Kemani Tatyos Efendi, 19. yüzyılın sonları ve 20. yüzyılın başlarında yaşamış, önde gelen bir Osmanlı Ermeni müzisyenidir. Türk sanat müziğine katkıları, özellikle peşrev ve saz semaileri olarak bilinen saz eserlerinin besteleriyle tanınır. Tatyos Efendi'nin musikisi Osmanlı sarayında büyük itibar görmüş ve Sultan II. Abdülhamid tarafından saray müzisyeni olarak atanmıştır. Besteleri halk arasında da popülerdi ve Osmanlı İmparatorluğu'nun her yerinde yoğun bir şekilde icra edilirdi. Tatyos Efendi'nin en ünlü bestelerinden biri olan “Manolya Kokulu Yarim”, Türkiye Cumhuriyeti kurucusu ve ilk cumhurbaşkanı Mustafa Kemal Atatürk'ün en sevdiği şarkılardan biriydi. Tatyos Efendi coşkulu bir âşıktı da!

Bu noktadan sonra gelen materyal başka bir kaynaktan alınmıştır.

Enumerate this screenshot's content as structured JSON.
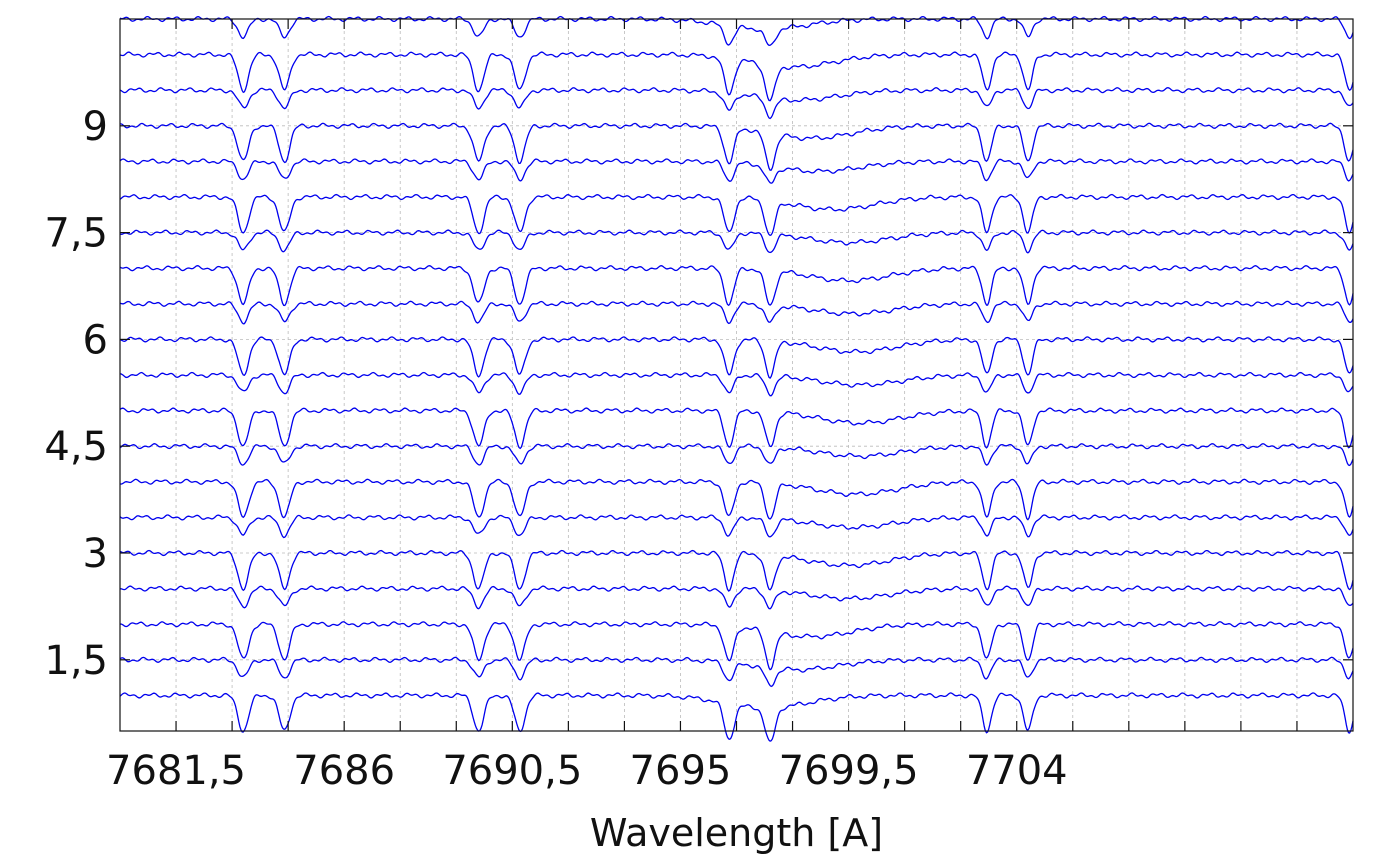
{
  "chart_data": {
    "type": "line",
    "title": "",
    "xlabel": "Wavelength [A]",
    "ylabel": "",
    "xlim": [
      7680.0,
      7713.0
    ],
    "ylim": [
      0.5,
      10.5
    ],
    "x_ticks": [
      7681.5,
      7686,
      7690.5,
      7695,
      7699.5,
      7704
    ],
    "x_tick_labels": [
      "7681,5",
      "7686",
      "7690,5",
      "7695",
      "7699,5",
      "7704"
    ],
    "x_minor_step": 1.5,
    "y_ticks": [
      1.5,
      3,
      4.5,
      6,
      7.5,
      9
    ],
    "y_tick_labels": [
      "1,5",
      "3",
      "4,5",
      "6",
      "7,5",
      "9"
    ],
    "grid": true,
    "line_color": "#0000ee",
    "series_offsets": [
      1.0,
      1.5,
      2.0,
      2.5,
      3.0,
      3.5,
      4.0,
      4.5,
      5.0,
      5.5,
      6.0,
      6.5,
      7.0,
      7.5,
      8.0,
      8.5,
      9.0,
      9.5,
      10.0,
      10.5
    ],
    "telluric_lines": [
      {
        "center": 7683.3,
        "width": 0.14
      },
      {
        "center": 7684.4,
        "width": 0.14
      },
      {
        "center": 7689.6,
        "width": 0.14
      },
      {
        "center": 7690.7,
        "width": 0.14
      },
      {
        "center": 7696.3,
        "width": 0.13
      },
      {
        "center": 7697.4,
        "width": 0.13
      },
      {
        "center": 7703.2,
        "width": 0.12
      },
      {
        "center": 7704.3,
        "width": 0.12
      },
      {
        "center": 7712.9,
        "width": 0.12
      }
    ],
    "broad_feature": {
      "centers": [
        7697.3,
        7698.1,
        7698.5,
        7699.5,
        7699.5,
        7699.6,
        7699.7,
        7699.8,
        7699.8,
        7699.8,
        7699.7,
        7699.6,
        7699.5,
        7699.5,
        7699.1,
        7698.7,
        7698.5,
        7698.1,
        7698.0,
        7697.3
      ],
      "depth": 0.35
    }
  }
}
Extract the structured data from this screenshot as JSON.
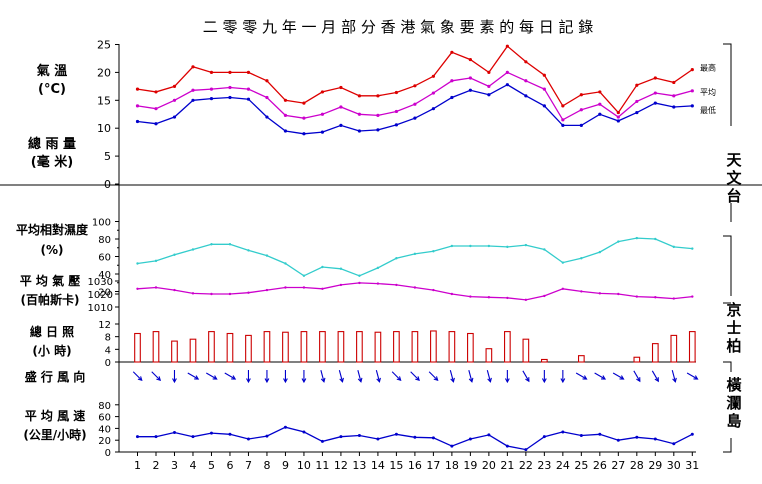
{
  "title": "二 零 零 九 年 一 月 部 分 香 港 氣 象 要 素 的 每 日 記 錄",
  "stations": [
    "天文台",
    "京士柏",
    "橫瀾島"
  ],
  "days": [
    "1",
    "2",
    "3",
    "4",
    "5",
    "6",
    "7",
    "8",
    "9",
    "10",
    "11",
    "12",
    "13",
    "14",
    "15",
    "16",
    "17",
    "18",
    "19",
    "20",
    "21",
    "22",
    "23",
    "24",
    "25",
    "26",
    "27",
    "28",
    "29",
    "30",
    "31"
  ],
  "colors": {
    "max": "#dd0000",
    "mean": "#cc00cc",
    "min": "#0000cc",
    "humidity": "#33cccc",
    "pressure": "#cc00cc",
    "sunshine": "#cc0000",
    "wind_dir": "#0000cc",
    "wind_speed": "#0000cc"
  },
  "chart_data": [
    {
      "type": "line",
      "id": "temperature",
      "label_line1": "氣 溫",
      "label_line2": "(°C)",
      "ylim": [
        0,
        25
      ],
      "ticks": [
        "0",
        "5",
        "10",
        "15",
        "20",
        "25"
      ],
      "categories": [
        "1",
        "2",
        "3",
        "4",
        "5",
        "6",
        "7",
        "8",
        "9",
        "10",
        "11",
        "12",
        "13",
        "14",
        "15",
        "16",
        "17",
        "18",
        "19",
        "20",
        "21",
        "22",
        "23",
        "24",
        "25",
        "26",
        "27",
        "28",
        "29",
        "30",
        "31"
      ],
      "series": [
        {
          "name": "最高",
          "values": [
            17,
            16.5,
            17.5,
            21,
            20,
            20,
            20,
            18.5,
            15,
            14.5,
            16.5,
            17.3,
            15.8,
            15.8,
            16.4,
            17.6,
            19.3,
            23.6,
            22.3,
            20,
            24.7,
            21.9,
            19.5,
            14,
            16,
            16.5,
            12.8,
            17.7,
            19,
            18.2,
            20.5
          ]
        },
        {
          "name": "平均",
          "values": [
            14,
            13.5,
            15,
            16.8,
            17,
            17.3,
            17,
            15.5,
            12.3,
            11.8,
            12.5,
            13.8,
            12.5,
            12.3,
            13,
            14.3,
            16.3,
            18.5,
            19,
            17.5,
            20,
            18.5,
            17,
            11.5,
            13.3,
            14.3,
            12,
            14.8,
            16.3,
            15.8,
            16.7
          ]
        },
        {
          "name": "最低",
          "values": [
            11.2,
            10.8,
            12,
            15,
            15.3,
            15.5,
            15.2,
            12,
            9.5,
            9,
            9.3,
            10.5,
            9.5,
            9.7,
            10.6,
            11.8,
            13.5,
            15.5,
            16.8,
            16,
            17.8,
            15.8,
            14,
            10.5,
            10.5,
            12.5,
            11.3,
            12.8,
            14.5,
            13.8,
            14
          ]
        }
      ]
    },
    {
      "type": "bar",
      "id": "rainfall",
      "label_line1": "總 雨 量",
      "label_line2": "(毫 米)",
      "ticks": [],
      "categories": [
        "1",
        "2",
        "3",
        "4",
        "5",
        "6",
        "7",
        "8",
        "9",
        "10",
        "11",
        "12",
        "13",
        "14",
        "15",
        "16",
        "17",
        "18",
        "19",
        "20",
        "21",
        "22",
        "23",
        "24",
        "25",
        "26",
        "27",
        "28",
        "29",
        "30",
        "31"
      ],
      "values": [
        0,
        0,
        0,
        0,
        0,
        0,
        0,
        0,
        0,
        0,
        0,
        0,
        0,
        0,
        0,
        0,
        0,
        0,
        0,
        0,
        0,
        0,
        0,
        0,
        0,
        0,
        0,
        0,
        0,
        0,
        0
      ]
    },
    {
      "type": "line",
      "id": "humidity",
      "label_line1": "平均相對濕度",
      "label_line2": "(%)",
      "ylim": [
        0,
        100
      ],
      "ticks": [
        "20",
        "40",
        "60",
        "80",
        "100"
      ],
      "categories": [
        "1",
        "2",
        "3",
        "4",
        "5",
        "6",
        "7",
        "8",
        "9",
        "10",
        "11",
        "12",
        "13",
        "14",
        "15",
        "16",
        "17",
        "18",
        "19",
        "20",
        "21",
        "22",
        "23",
        "24",
        "25",
        "26",
        "27",
        "28",
        "29",
        "30",
        "31"
      ],
      "values": [
        52,
        55,
        62,
        68,
        74,
        74,
        67,
        61,
        52,
        38,
        48,
        46,
        38,
        47,
        58,
        63,
        66,
        72,
        72,
        72,
        71,
        73,
        68,
        53,
        58,
        65,
        77,
        81,
        80,
        71,
        69
      ]
    },
    {
      "type": "line",
      "id": "pressure",
      "label_line1": "平 均 氣 壓",
      "label_line2": "(百帕斯卡)",
      "ylim": [
        1010,
        1030
      ],
      "ticks": [
        "1010",
        "1020",
        "1030"
      ],
      "categories": [
        "1",
        "2",
        "3",
        "4",
        "5",
        "6",
        "7",
        "8",
        "9",
        "10",
        "11",
        "12",
        "13",
        "14",
        "15",
        "16",
        "17",
        "18",
        "19",
        "20",
        "21",
        "22",
        "23",
        "24",
        "25",
        "26",
        "27",
        "28",
        "29",
        "30",
        "31"
      ],
      "values": [
        1024,
        1025,
        1023,
        1020.5,
        1020,
        1020,
        1021,
        1023,
        1025,
        1025,
        1024,
        1027,
        1028.5,
        1028,
        1027,
        1025,
        1023,
        1020,
        1018,
        1017.5,
        1017,
        1015.5,
        1018.5,
        1024,
        1022,
        1020.5,
        1020,
        1018,
        1017.5,
        1016.5,
        1018
      ]
    },
    {
      "type": "bar",
      "id": "sunshine",
      "label_line1": "總 日 照",
      "label_line2": "(小 時)",
      "ylim": [
        0,
        12
      ],
      "ticks": [
        "0",
        "4",
        "8",
        "12"
      ],
      "categories": [
        "1",
        "2",
        "3",
        "4",
        "5",
        "6",
        "7",
        "8",
        "9",
        "10",
        "11",
        "12",
        "13",
        "14",
        "15",
        "16",
        "17",
        "18",
        "19",
        "20",
        "21",
        "22",
        "23",
        "24",
        "25",
        "26",
        "27",
        "28",
        "29",
        "30",
        "31"
      ],
      "values": [
        9,
        9.6,
        6.6,
        7.2,
        9.6,
        9,
        8.4,
        9.6,
        9.4,
        9.6,
        9.6,
        9.6,
        9.6,
        9.4,
        9.6,
        9.6,
        9.8,
        9.6,
        9,
        4.2,
        9.6,
        7.2,
        0.8,
        0,
        2,
        0,
        0,
        1.5,
        5.8,
        8.4,
        9.6
      ]
    },
    {
      "type": "scatter",
      "id": "wind_direction",
      "label_line1": "盛 行 風 向",
      "categories": [
        "1",
        "2",
        "3",
        "4",
        "5",
        "6",
        "7",
        "8",
        "9",
        "10",
        "11",
        "12",
        "13",
        "14",
        "15",
        "16",
        "17",
        "18",
        "19",
        "20",
        "21",
        "22",
        "23",
        "24",
        "25",
        "26",
        "27",
        "28",
        "29",
        "30",
        "31"
      ],
      "values": [
        315,
        315,
        0,
        300,
        300,
        300,
        0,
        0,
        0,
        0,
        345,
        345,
        345,
        345,
        315,
        315,
        315,
        345,
        345,
        345,
        0,
        330,
        0,
        0,
        300,
        300,
        300,
        330,
        330,
        345,
        300
      ]
    },
    {
      "type": "line",
      "id": "wind_speed",
      "label_line1": "平 均 風 速",
      "label_line2": "(公里/小時)",
      "ylim": [
        0,
        100
      ],
      "ticks": [
        "0",
        "20",
        "40",
        "60",
        "80"
      ],
      "categories": [
        "1",
        "2",
        "3",
        "4",
        "5",
        "6",
        "7",
        "8",
        "9",
        "10",
        "11",
        "12",
        "13",
        "14",
        "15",
        "16",
        "17",
        "18",
        "19",
        "20",
        "21",
        "22",
        "23",
        "24",
        "25",
        "26",
        "27",
        "28",
        "29",
        "30",
        "31"
      ],
      "values": [
        26,
        26,
        33,
        26,
        32,
        30,
        22,
        27,
        42,
        34,
        18,
        26,
        28,
        22,
        30,
        25,
        24,
        10,
        22,
        29,
        10,
        4,
        26,
        34,
        28,
        30,
        20,
        25,
        22,
        14,
        30
      ]
    }
  ]
}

"Gamzede'yim Deva Bulmam."

Tatyos Efendi’nin bir çocukluk aşkı vardı. Küçük bey ve küçük hanım derin bir tutkuyla birbirlerine bağlıydı. Tatyos Efendi gençliğe adım adım ilerlerken âşık olduğu kadınla evlenme arzusu daha da büyüyordu. Bir gün geldi sevdiği kadının ailesi İstanbul’dan göçmeye karar verdi. Tatyos Efendi’nin sevdiği kadın Erivan’a giderken, büyük aşk büyük bir hüzünle sona ermişti. Aradan otuz yıl geçer. Kemani Tatyos Efendi sevdiği kadının İstanbul’a geri döndüğünü duyar. Arar sorar ve büyük aşkını bulur. Öğrenir ki büyük aşkı hiç evlenmemiş, otuz yıl onun hasretini çekmiş. 

Tatyos Efendi hasretinin akşamında arkadaşları Vasili ve Ahmet Rasim Bey'le Beyoğlu Meyhanesi’nde hem içiyor hem kemanını konuşturuyordu. Gece ilerlemiş, müşteriler gitmiş, karanlık güneşle buluşmak üzereydi. Dudaklarında acı bir gülümsemeyle kemanını kaldırdı ve çalmaya başladı. Melodi akıl almaz derecede güzeldi ve “Gamzede'yim Deva Bulmam”ın sözlerini söylerken arkadaşları gözyaşlarına boğuluyordu. Tatyos Efendi adeta müzikle içini döküyordu.

Gamzede’yim deva bulmam,

Garibim bir yuva kurmam,

Kaderimdir hep çektiren,

İnlerim hiç reha bulmam.

Elem beni terk etmiyor,

Hiç de fasıla vermiyor,

Nihayetsiz bu takibe,

Doğrusu ta'kât yetmiyor.

Ehl-i dilin yoktur kadri,

Uğraşma gel Tatyos gayri,

Eserin çok kıymetin yok,

Git talihine küs bari.

Bu sözlerin üzerinden çok geçmeden Tatyos Efendi hastalanır ve vefat eder. Arkadaşları tarafından cenaze merasimi düzenlenir. En yakın arkadaşlarından Ahmet Rasim’in yanında bir kadın belirir. Bu kadın Tatyos efendinin otuz yıl sonra kavuştuğu çocukluk aşkıdır. Kadın cebinden bir zarf çıkarır ve büyük aşkı ile gömülmesini ister. Kâğıda şu sözler yazılıdır;

Gamzede’sin devân benim

Garip kuşsun yuvan benim

Çektiğimiz yeter gayri

Kaderimsin inan benim.

Ta'kât yetişmez eleme,

Bülbül imrenir çileme.

Bizim şu kara sevdamız,

Kalsın öteki âleme.

Elbet kadrini bilirim,

İste; canımı veririm.

Küsme talihine Tatyos

Çok durmam ben de gelirim.

*Gam-zede üzüntü sebebiyle kötü duruma düşmüş anlamındadır.